TOKYO (Reuters) – Tokyo 2020 organizers remain confident of being able to handle the logistical challenge of transporting tens of thousands of volunteers, athletes and media around one of the world’s busiest cities when the Olympics rolls into town in 21 months’ time.
FILE PHOTO: An early morning view of Tsukiji market. The 83-year-old market, a popular tourist attraction, is a warren of shops and warehouses where small turret trucks zip around laden with ice-filled boxes of fish. But city officials say it has become dilapidated and unsanitary.
Their belief in delivering on the promise comes despite delays in the relocation of the Tsukiji fish market, partly to accommodate a transport hub designed to ease congestion in the Tokyo Bay area, where the majority of Games venues are located.
The 83-year-old iconic market is set to move to a new $5 billion facility in Toyosu on Oct. 11, although more than 80 percent of Tsukiji traders remain opposed to the plan, according to a survey by a group fighting the relocation.
The scheme has been delayed on numerous occasions since it was conceived 17 years ago. In 2016, toxic substances were found in soil and groundwater at Toyosu, once home to a gas plant.
However, in July, Tokyo Governor Yuriko Koike declared the new site safe after experts signed off on additional clean-up measures.
The delay in moving the market has meant initial plans, involving a tunnel to be constructed under the site linking many Tokyo 2020 venues, have been abandoned.

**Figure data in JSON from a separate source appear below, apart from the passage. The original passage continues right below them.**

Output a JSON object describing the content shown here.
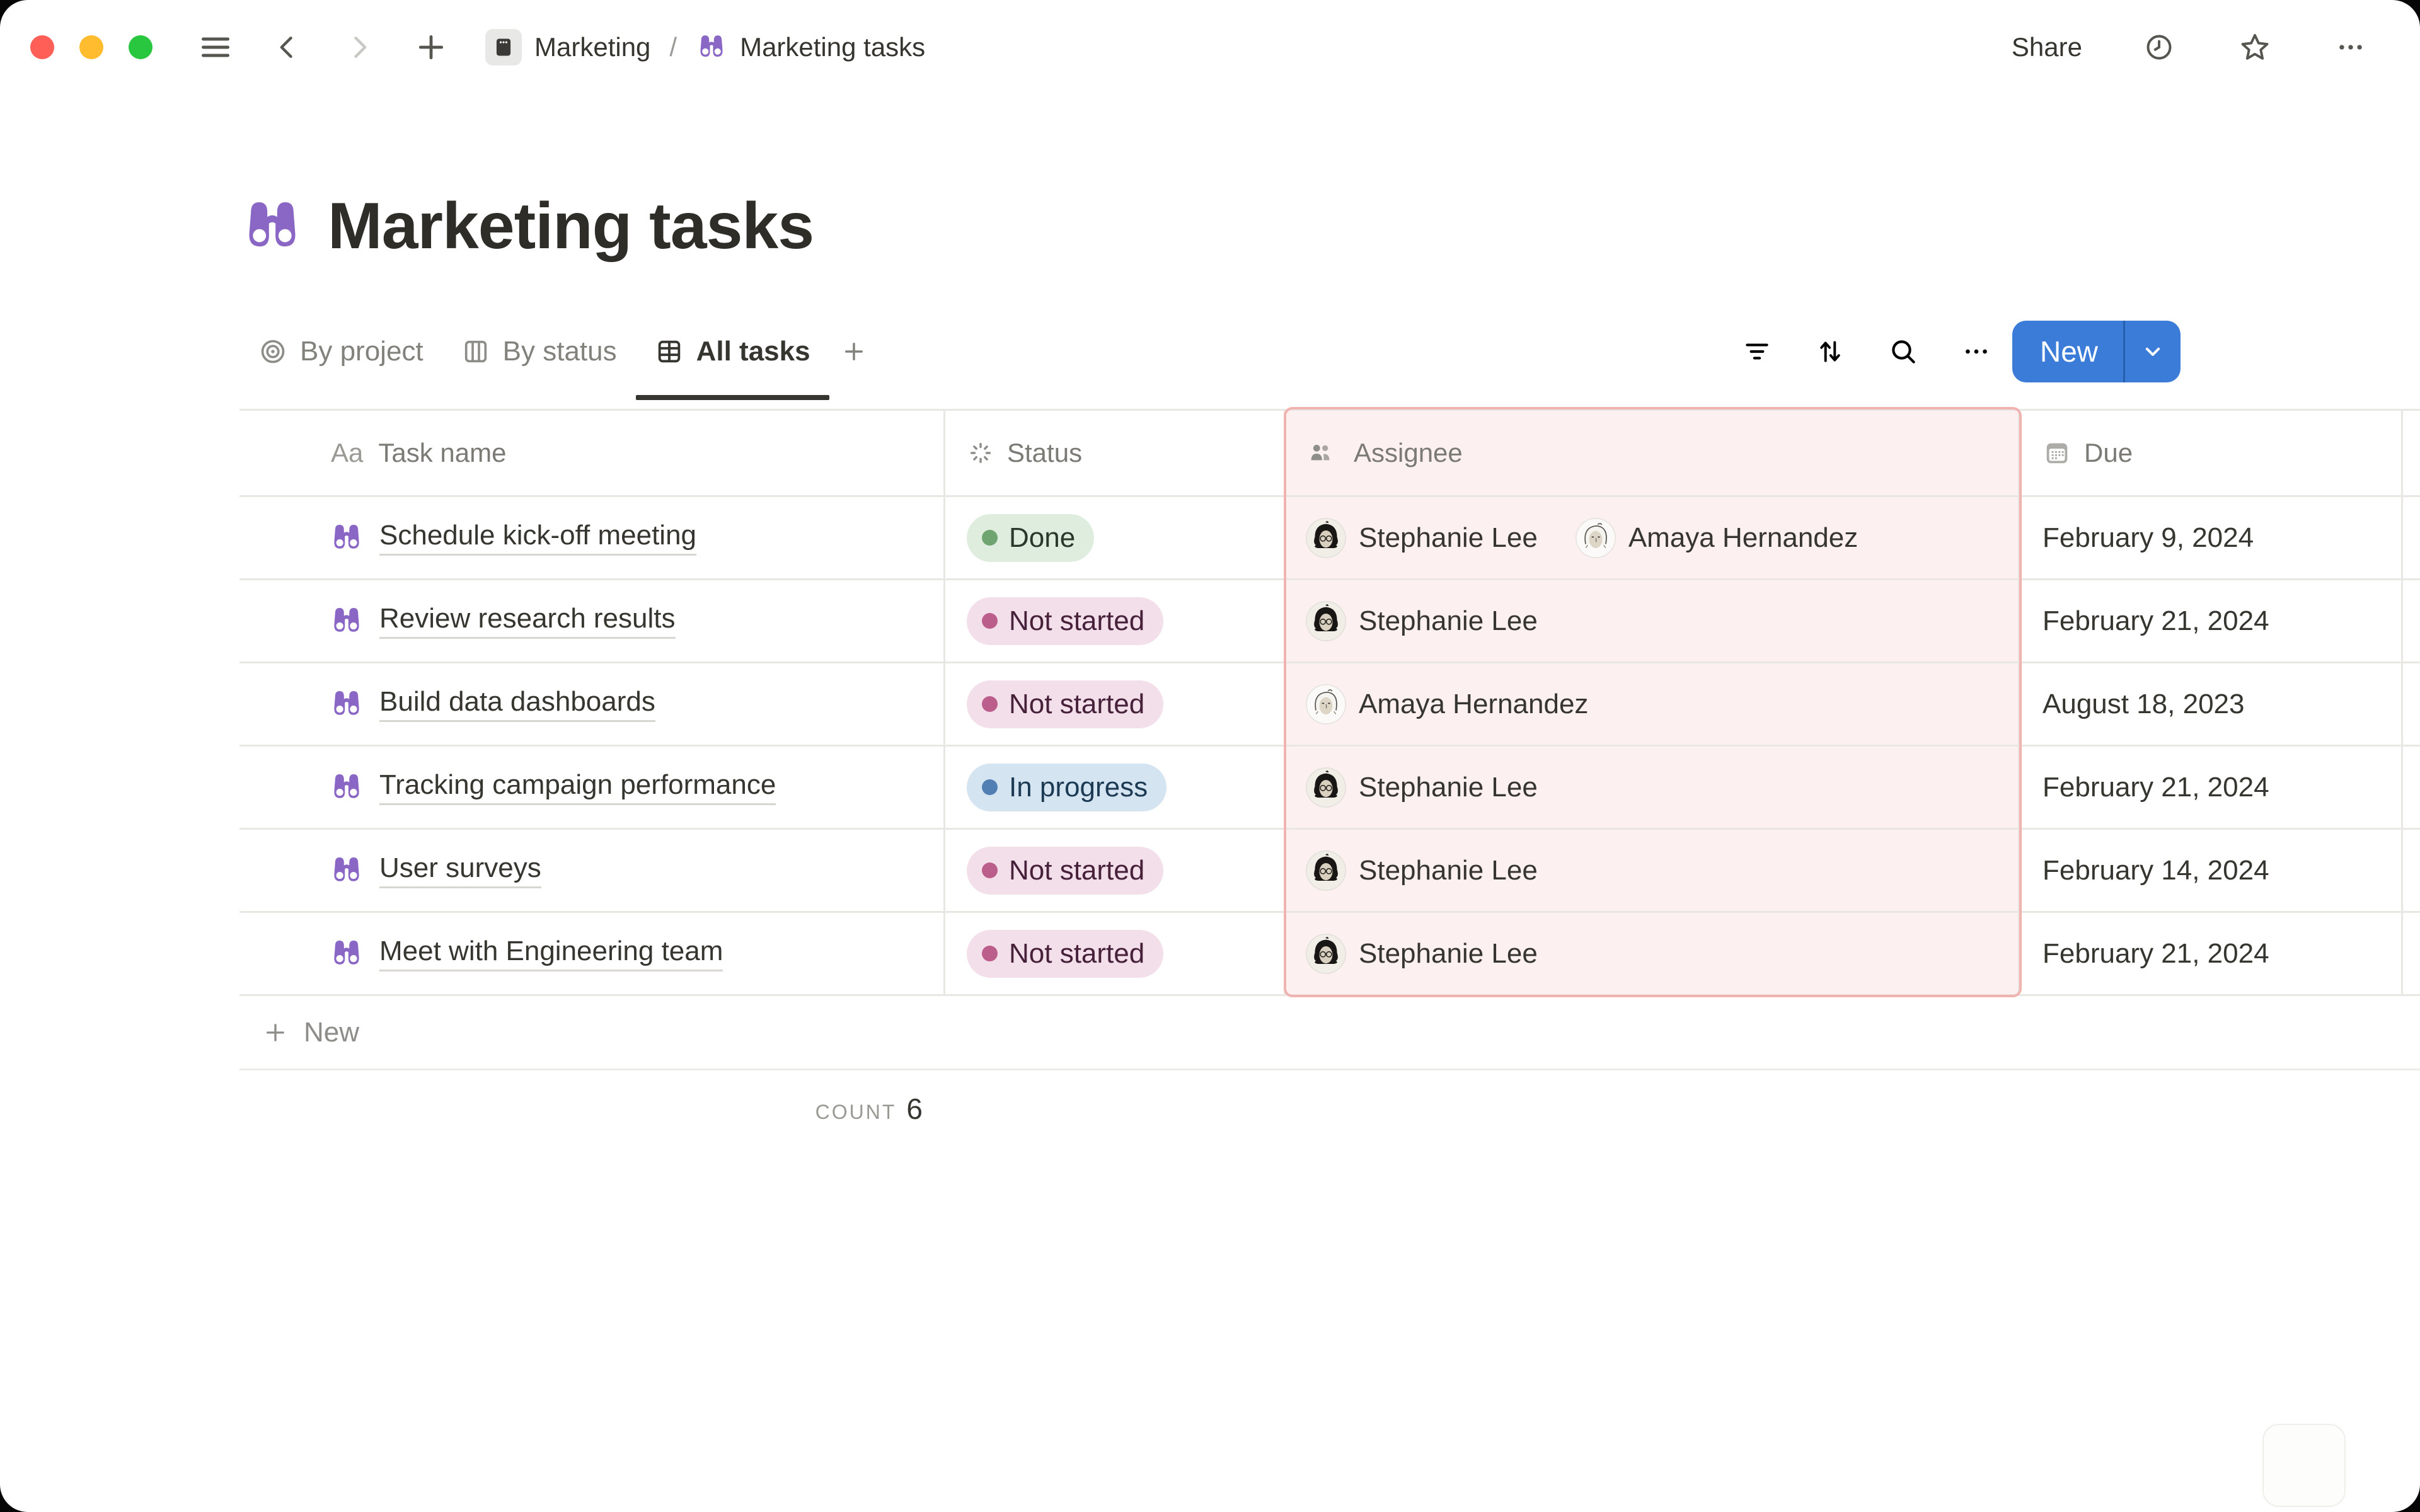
{
  "titlebar": {
    "share_label": "Share",
    "breadcrumb": {
      "separator": "/",
      "items": [
        {
          "label": "Marketing",
          "icon": "notebook-icon"
        },
        {
          "label": "Marketing tasks",
          "icon": "binoculars-icon"
        }
      ]
    }
  },
  "page": {
    "title": "Marketing tasks",
    "icon": "binoculars-icon"
  },
  "views": {
    "tabs": [
      {
        "label": "By project",
        "icon": "target-icon",
        "active": false
      },
      {
        "label": "By status",
        "icon": "board-icon",
        "active": false
      },
      {
        "label": "All tasks",
        "icon": "table-icon",
        "active": true
      }
    ],
    "new_button_label": "New"
  },
  "table": {
    "columns": [
      {
        "label": "Task name",
        "icon": "text-icon",
        "icon_glyph": "Aa"
      },
      {
        "label": "Status",
        "icon": "spinner-icon"
      },
      {
        "label": "Assignee",
        "icon": "people-icon",
        "selected": true
      },
      {
        "label": "Due",
        "icon": "calendar-icon"
      }
    ],
    "rows": [
      {
        "task": "Schedule kick-off meeting",
        "status": "Done",
        "status_color": "green",
        "assignees": [
          "Stephanie Lee",
          "Amaya Hernandez"
        ],
        "due": "February 9, 2024"
      },
      {
        "task": "Review research results",
        "status": "Not started",
        "status_color": "pink",
        "assignees": [
          "Stephanie Lee"
        ],
        "due": "February 21, 2024"
      },
      {
        "task": "Build data dashboards",
        "status": "Not started",
        "status_color": "pink",
        "assignees": [
          "Amaya Hernandez"
        ],
        "due": "August 18, 2023"
      },
      {
        "task": "Tracking campaign performance",
        "status": "In progress",
        "status_color": "blue",
        "assignees": [
          "Stephanie Lee"
        ],
        "due": "February 21, 2024"
      },
      {
        "task": "User surveys",
        "status": "Not started",
        "status_color": "pink",
        "assignees": [
          "Stephanie Lee"
        ],
        "due": "February 14, 2024"
      },
      {
        "task": "Meet with Engineering team",
        "status": "Not started",
        "status_color": "pink",
        "assignees": [
          "Stephanie Lee"
        ],
        "due": "February 21, 2024"
      }
    ],
    "new_row_label": "New",
    "footer": {
      "aggregate_label": "COUNT",
      "aggregate_value": "6"
    }
  },
  "people": {
    "Stephanie Lee": "dark-hair",
    "Amaya Hernandez": "light-hair"
  },
  "colors": {
    "accent_blue": "#3B7CD9",
    "binoculars_purple": "#8A66C5",
    "selection_border": "#F1B3AF",
    "selection_fill": "#FCF1F0",
    "status_green_bg": "#DEEDDD",
    "status_green_dot": "#6FA471",
    "status_pink_bg": "#F2DFEA",
    "status_pink_dot": "#BC5E8C",
    "status_blue_bg": "#D4E4F1",
    "status_blue_dot": "#527FB3",
    "traffic_red": "#FF5F57",
    "traffic_yellow": "#FEBC2E",
    "traffic_green": "#29C73F"
  }
}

With the change of location now confirmed, the Tokyo Metropolitan Government (TMG) and Tokyo 2020 organizers can finally begin working on building new transport links they say will be completed by March 2020.
“The original plan, the initial plan, was already revamped and shifted to the new plan,” explained Tokyo 2020 spokesman Masa Takaya on Wednesday.
“We understand that schedule is absolutely right on track. In that respect, Tokyo 2020 has no concerns.”
A TMG spokesman added that the current road network will have to be utilized to substitute for the abandoned tunnel plan.
RING ROAD TWO
The TMG have previously said that the most recent delays have not had an impact on the March 2020 deadline, when they hope to have completed the proposed above-ground ‘ring road two’.
The highway, which is also set to have a designated Games lane, will link several venues to the Athletes Village located near the existing Tsukiji market in Tokyo Bay.
“Tokyo 2020 is planning to use the site of the Tsukiji fish market for a transport depot during the Games,” Takaya added.
“The location of the current Tsukiji market is an ideal place, only two kilometers away from the Athletes Village. This place will offer 15 hectares for the transport depot.”
According to a TMG spokesman, the terminal will be the main location for storing and maintaining competition vehicles, as well as a gathering point for the hundreds of drivers needed to transport Games officials around Tokyo.
Unlike at previous Games, there will not be an Olympic Park, so with venues spread out across the city, planners have been forced to work around an already densely packed transport network.
“In the past, transport planners were able to have the benefit of Olympic Park operations but our Games plan is different from those,” Takaya said.
“The venues are located in the city center so we are very keen to work with city authorities and the government to provide the best possible transport services to all stakeholders for the Games by leveraging the existing transport network.”
It remains unclear how the site will be used after the Games, with the TMG yet to announce its complete long-term plan.